Robinson Crusoe on Mars (Byron Haskin / U.S., 1964):

The beauty of this lies in Byron Haskin's vision of the red planet as a transparent study of Death Valley, filmed by Winton C. Hoch like early drafts for Zabriskie Point. The stranded astronaut (Paul Mantee) feels "a bit like Columbus" before the alien landscape, with only a woolly monkey by his side he sets out to rediscover and tame air, water, fire. Mars is a jagged desert bursting with fireballs, its caves are slanted with psychedelic crystals and its skies veer from blazing crimson to orange to yellow. (Elements from the polar caps, the aurora borealis and even the Emerald City are incorporated in detailed composite arrangements.) Oxygen out of heated rocks and pepperoni out of oasis reeds and "Dixie" out of makeshift bagpipes, still the hardest test for Neo-Crusoe is solitude, his own voice is no compensation ("Mr. Echo, go to hell").
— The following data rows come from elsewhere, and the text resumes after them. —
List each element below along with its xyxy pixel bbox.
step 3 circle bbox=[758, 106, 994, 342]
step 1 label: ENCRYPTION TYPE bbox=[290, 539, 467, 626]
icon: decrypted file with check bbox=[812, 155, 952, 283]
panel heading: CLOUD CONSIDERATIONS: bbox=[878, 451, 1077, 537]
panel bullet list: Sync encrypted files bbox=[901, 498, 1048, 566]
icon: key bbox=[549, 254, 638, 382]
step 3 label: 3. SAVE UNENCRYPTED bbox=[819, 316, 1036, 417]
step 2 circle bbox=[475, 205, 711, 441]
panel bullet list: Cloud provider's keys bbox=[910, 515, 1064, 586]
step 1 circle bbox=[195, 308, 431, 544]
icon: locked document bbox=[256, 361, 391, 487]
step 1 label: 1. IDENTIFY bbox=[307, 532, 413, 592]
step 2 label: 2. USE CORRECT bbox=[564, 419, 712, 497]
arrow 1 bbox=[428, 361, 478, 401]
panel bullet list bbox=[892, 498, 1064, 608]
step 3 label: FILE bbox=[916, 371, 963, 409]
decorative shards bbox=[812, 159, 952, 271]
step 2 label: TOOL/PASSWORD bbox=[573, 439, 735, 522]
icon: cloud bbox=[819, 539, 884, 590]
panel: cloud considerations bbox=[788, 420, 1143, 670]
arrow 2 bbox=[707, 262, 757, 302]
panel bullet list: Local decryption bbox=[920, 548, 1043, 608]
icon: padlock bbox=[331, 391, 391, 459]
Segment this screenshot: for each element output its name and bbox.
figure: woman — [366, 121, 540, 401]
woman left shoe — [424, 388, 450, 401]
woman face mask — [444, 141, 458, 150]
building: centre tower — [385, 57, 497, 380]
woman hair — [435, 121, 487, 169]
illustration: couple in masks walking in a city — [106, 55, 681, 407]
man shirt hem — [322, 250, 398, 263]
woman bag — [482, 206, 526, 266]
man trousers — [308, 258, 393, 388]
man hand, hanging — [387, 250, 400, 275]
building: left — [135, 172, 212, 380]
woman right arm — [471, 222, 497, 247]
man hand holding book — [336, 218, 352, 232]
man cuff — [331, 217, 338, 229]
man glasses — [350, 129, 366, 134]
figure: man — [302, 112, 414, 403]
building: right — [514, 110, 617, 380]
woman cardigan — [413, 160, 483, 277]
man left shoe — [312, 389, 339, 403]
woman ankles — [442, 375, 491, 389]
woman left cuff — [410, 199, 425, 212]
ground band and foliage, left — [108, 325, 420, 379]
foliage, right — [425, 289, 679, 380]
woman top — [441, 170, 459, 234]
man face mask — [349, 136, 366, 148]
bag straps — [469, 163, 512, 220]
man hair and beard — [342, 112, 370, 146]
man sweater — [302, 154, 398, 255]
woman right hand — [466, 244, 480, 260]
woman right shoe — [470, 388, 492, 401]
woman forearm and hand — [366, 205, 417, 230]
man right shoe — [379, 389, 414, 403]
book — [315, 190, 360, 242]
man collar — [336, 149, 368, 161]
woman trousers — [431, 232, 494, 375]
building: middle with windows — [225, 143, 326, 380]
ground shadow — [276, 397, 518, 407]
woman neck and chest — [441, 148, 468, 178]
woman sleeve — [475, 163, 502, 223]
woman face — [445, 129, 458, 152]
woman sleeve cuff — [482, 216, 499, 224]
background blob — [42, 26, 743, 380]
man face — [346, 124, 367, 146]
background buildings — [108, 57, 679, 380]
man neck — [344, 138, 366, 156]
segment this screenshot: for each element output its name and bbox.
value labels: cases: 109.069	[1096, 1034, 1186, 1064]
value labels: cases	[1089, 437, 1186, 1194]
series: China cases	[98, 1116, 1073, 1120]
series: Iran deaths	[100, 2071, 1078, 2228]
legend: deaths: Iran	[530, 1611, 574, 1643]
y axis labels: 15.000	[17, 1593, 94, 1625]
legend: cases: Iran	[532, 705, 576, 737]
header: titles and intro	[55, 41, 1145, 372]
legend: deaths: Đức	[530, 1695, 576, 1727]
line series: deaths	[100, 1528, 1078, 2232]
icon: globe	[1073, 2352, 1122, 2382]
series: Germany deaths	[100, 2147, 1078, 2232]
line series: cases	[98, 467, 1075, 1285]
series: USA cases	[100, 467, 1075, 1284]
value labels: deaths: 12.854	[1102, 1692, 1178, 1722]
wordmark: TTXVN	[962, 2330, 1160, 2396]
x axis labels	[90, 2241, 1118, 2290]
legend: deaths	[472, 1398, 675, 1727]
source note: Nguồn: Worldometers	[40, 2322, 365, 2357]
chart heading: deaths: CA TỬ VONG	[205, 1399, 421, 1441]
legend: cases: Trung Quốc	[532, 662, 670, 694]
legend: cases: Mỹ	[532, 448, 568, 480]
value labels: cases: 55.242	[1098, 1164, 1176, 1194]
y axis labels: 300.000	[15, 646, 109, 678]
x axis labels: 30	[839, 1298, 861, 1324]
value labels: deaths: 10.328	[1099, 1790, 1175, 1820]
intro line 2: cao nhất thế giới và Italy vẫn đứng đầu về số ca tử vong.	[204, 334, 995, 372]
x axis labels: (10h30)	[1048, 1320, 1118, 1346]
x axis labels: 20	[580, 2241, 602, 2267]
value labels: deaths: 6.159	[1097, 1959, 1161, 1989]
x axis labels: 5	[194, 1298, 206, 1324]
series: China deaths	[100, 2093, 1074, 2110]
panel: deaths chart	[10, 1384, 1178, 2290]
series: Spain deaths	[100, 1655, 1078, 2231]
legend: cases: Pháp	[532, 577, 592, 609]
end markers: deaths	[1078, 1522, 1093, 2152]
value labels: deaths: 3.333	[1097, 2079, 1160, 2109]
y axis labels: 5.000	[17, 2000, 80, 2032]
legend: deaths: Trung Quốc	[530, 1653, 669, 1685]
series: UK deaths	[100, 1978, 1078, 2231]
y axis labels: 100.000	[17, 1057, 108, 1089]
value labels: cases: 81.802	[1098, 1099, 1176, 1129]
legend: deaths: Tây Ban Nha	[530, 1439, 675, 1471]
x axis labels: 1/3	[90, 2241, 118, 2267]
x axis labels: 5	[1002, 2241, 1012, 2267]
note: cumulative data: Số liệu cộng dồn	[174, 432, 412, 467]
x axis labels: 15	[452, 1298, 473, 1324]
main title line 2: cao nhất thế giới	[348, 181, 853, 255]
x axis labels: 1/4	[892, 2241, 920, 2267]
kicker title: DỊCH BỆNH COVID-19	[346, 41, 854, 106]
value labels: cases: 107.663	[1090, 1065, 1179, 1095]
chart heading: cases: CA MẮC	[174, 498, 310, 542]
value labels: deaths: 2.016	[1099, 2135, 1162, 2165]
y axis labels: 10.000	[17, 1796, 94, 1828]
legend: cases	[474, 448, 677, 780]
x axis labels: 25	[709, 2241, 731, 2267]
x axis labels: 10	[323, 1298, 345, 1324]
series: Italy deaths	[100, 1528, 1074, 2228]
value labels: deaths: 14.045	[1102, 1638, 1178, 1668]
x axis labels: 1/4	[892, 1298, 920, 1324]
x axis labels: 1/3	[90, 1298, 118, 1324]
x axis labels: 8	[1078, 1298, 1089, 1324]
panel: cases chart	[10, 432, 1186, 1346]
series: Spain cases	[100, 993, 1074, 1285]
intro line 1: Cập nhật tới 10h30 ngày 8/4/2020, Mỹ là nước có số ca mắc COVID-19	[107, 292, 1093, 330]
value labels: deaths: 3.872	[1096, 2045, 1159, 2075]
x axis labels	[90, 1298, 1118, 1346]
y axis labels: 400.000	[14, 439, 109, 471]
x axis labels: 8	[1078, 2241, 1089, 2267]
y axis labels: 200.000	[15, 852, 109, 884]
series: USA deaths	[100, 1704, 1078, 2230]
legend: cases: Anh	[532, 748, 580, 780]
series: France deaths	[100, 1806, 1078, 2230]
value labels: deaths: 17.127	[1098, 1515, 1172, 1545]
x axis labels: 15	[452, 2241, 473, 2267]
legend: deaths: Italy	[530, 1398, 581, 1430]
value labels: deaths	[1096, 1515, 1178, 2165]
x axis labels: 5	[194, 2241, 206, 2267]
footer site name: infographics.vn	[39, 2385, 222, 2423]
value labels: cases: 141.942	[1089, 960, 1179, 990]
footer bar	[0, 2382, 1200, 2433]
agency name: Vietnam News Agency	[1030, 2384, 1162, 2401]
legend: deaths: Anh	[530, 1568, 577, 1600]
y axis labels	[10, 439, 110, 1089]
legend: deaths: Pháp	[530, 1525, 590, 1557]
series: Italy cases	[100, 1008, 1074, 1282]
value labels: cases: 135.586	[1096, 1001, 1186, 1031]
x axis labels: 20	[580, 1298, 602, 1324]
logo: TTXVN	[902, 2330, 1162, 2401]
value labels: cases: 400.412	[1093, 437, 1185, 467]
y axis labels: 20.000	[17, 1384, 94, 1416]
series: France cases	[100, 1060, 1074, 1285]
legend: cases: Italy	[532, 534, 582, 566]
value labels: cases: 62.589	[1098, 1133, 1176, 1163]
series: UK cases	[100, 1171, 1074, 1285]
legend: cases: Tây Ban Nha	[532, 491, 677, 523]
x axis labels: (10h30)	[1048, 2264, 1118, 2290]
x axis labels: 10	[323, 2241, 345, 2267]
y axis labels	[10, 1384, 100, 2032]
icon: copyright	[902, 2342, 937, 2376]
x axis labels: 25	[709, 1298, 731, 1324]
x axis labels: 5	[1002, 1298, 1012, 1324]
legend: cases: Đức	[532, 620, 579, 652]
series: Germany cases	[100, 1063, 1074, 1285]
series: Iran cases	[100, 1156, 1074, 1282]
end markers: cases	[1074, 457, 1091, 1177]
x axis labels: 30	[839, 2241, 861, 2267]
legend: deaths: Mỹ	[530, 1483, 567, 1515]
The dream in which he is visited by his late co-pilot (Adam West) is triggered by indigestion and concluded much like Buñuel ended his sequence of island delirium, with a simple reverse track to a desolate wide shot. The marauding space vessels from War of the Worlds reappear with darting speed out of a nightmare, Friday (Victor Lundin) is a runaway slave in pyramid-builder regalia who graduates from servant to comrade after saving the earthling's life during a storm of blackened cereal flakes. "What's the matter? No scientific curiosity?" Sprinkled with analog ingenuity and laidback surrealism, this was largely dismissed as an outdated chunk of sci-fi when it's actually a prophetic fantasy and a crucial link between The Ten Commandments (the undulating flame in the grotto crevasse) and 2001: A Space Odyssey (matted-in panoramas of interplanetary excavation). Herzog in Fata Morgana is certainly an admirer.